Howard immediately saw the value of this station and ordered a battery of artillery and a regiment from First Division of Fifteenth Corps in order to secure the outpost.  The means to contact the fleet was in place.  Now the signal officers needed to catch the eye of the blockaders.  And that was in the works.

That afternoon, the three man mission led by Captain William Duncan reached one of the blockaders.  Received on board the USS Flag, the men were soon taken to Port Royal Sound by way of the tug USS Dandelion.  By the next morning Rear-Admiral John Dahlgren could report the arrival of Sherman’s army on the coast.  The next step would be to establish contact.

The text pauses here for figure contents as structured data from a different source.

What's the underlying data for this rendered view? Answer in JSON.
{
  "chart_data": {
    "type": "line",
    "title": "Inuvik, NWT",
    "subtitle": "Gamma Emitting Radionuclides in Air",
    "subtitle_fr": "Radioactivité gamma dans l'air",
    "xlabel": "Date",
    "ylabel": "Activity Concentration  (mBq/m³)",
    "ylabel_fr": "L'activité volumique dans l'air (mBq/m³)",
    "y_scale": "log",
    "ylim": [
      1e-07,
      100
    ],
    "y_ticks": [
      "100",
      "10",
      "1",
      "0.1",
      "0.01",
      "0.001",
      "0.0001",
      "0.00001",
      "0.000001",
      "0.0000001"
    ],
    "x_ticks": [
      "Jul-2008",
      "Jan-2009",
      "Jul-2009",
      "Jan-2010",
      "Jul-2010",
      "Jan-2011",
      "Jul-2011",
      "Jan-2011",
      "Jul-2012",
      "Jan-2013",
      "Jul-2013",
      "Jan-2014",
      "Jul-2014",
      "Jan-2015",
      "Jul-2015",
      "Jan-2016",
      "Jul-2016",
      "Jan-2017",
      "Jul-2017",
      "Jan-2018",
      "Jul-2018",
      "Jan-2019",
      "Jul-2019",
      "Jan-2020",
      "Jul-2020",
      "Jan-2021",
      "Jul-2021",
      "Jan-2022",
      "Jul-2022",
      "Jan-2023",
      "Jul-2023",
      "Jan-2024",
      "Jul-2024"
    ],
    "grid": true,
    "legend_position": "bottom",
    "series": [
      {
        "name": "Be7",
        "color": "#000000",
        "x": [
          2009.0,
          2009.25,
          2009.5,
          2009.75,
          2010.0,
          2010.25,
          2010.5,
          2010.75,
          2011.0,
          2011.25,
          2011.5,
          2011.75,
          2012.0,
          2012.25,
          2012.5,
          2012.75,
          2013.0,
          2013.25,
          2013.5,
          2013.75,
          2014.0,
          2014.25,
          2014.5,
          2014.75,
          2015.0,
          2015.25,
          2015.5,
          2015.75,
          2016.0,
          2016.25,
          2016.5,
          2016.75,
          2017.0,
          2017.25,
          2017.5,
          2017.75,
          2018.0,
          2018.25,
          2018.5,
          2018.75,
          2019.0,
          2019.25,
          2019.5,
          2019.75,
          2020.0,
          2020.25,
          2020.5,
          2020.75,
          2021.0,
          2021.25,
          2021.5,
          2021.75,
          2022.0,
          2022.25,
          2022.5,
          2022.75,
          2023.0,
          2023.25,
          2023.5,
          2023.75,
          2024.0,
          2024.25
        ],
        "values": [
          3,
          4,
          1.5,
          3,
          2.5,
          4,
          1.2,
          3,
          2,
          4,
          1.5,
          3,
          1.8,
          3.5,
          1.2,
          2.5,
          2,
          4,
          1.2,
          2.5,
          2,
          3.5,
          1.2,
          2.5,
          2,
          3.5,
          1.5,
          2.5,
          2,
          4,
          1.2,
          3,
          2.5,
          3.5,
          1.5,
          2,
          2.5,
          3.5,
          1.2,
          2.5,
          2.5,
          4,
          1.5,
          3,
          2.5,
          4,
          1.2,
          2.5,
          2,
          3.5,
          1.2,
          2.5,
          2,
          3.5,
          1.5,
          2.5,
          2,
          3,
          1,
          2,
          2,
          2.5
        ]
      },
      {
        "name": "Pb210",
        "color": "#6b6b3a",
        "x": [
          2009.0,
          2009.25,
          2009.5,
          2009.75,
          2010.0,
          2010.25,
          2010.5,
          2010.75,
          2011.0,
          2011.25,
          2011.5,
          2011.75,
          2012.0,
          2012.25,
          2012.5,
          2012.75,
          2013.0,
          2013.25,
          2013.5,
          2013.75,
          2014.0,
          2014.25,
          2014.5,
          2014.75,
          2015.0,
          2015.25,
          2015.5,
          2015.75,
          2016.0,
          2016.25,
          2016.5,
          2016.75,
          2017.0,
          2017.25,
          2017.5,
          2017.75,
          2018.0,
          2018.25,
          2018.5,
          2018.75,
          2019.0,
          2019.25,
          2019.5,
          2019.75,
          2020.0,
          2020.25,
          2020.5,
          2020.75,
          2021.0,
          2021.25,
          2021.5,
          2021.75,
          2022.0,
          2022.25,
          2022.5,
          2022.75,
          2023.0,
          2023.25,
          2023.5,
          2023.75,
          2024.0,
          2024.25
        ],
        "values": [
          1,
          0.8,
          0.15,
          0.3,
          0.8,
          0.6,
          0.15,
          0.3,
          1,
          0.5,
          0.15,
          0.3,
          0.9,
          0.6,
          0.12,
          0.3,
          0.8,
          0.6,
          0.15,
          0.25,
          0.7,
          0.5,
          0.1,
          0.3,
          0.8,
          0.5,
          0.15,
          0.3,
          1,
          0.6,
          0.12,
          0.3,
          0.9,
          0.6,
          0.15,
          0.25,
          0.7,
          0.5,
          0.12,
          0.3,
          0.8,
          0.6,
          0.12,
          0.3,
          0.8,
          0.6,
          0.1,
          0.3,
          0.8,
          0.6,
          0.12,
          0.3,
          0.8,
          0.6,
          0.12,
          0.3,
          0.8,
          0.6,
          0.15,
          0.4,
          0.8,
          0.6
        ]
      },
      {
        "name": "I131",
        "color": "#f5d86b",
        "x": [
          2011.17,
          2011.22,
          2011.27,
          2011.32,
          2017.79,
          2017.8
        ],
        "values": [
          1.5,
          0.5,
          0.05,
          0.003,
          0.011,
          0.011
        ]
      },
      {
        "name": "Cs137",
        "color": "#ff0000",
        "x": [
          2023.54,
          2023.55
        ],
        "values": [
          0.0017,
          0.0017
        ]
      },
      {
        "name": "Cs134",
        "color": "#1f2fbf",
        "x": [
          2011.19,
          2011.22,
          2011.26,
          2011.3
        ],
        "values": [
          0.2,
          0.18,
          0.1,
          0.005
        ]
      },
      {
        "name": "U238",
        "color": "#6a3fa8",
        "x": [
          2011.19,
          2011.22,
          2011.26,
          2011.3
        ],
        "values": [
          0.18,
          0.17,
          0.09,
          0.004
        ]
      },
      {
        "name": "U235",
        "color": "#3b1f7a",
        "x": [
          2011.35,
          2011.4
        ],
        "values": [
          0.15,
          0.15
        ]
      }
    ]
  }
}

Another significant development for the situation took place in the Confederate lines that evening.  Wheeler, as noted above, was still pressing the rear of the Left Wing.  He had already diminished his forces by dismounting a brigade for service in the lines at Savannah.  But at 6 p.m. he received a request from Lieutenant-General William Hardee to relocate to the South Carolina side of the Savannah River.  Hardee was “apprehensive that the enemy may cross between the railroad bridge and the city on flats captured on the island plantations and get on his line of communication.”  The general was also wary that Federals might try to link up with those pressing the railroad at Coosawhatchie.  Hardee suggested that Wheeler, “cross the river and establish your headquarters at Hardeeville, or some other convenient locality.” Wheeler would leave one division – in reality a brigade strength formation – under Brigadier-General Alfred Iverson on the Georgia side.  The rest of his command moved to South Carolina.  This move should be considered in the light of Federal presence at Coosawhatchie.  If nothing else, that “thorn” left the Confederate commanders wary.  That concern, for the third time in the campaign, took Wheeler’s cavalry out of position to influence events.

(Citations from OR, Series I, Volume 44, Serial 92, pages 77, 235, 277, 676, and 689.)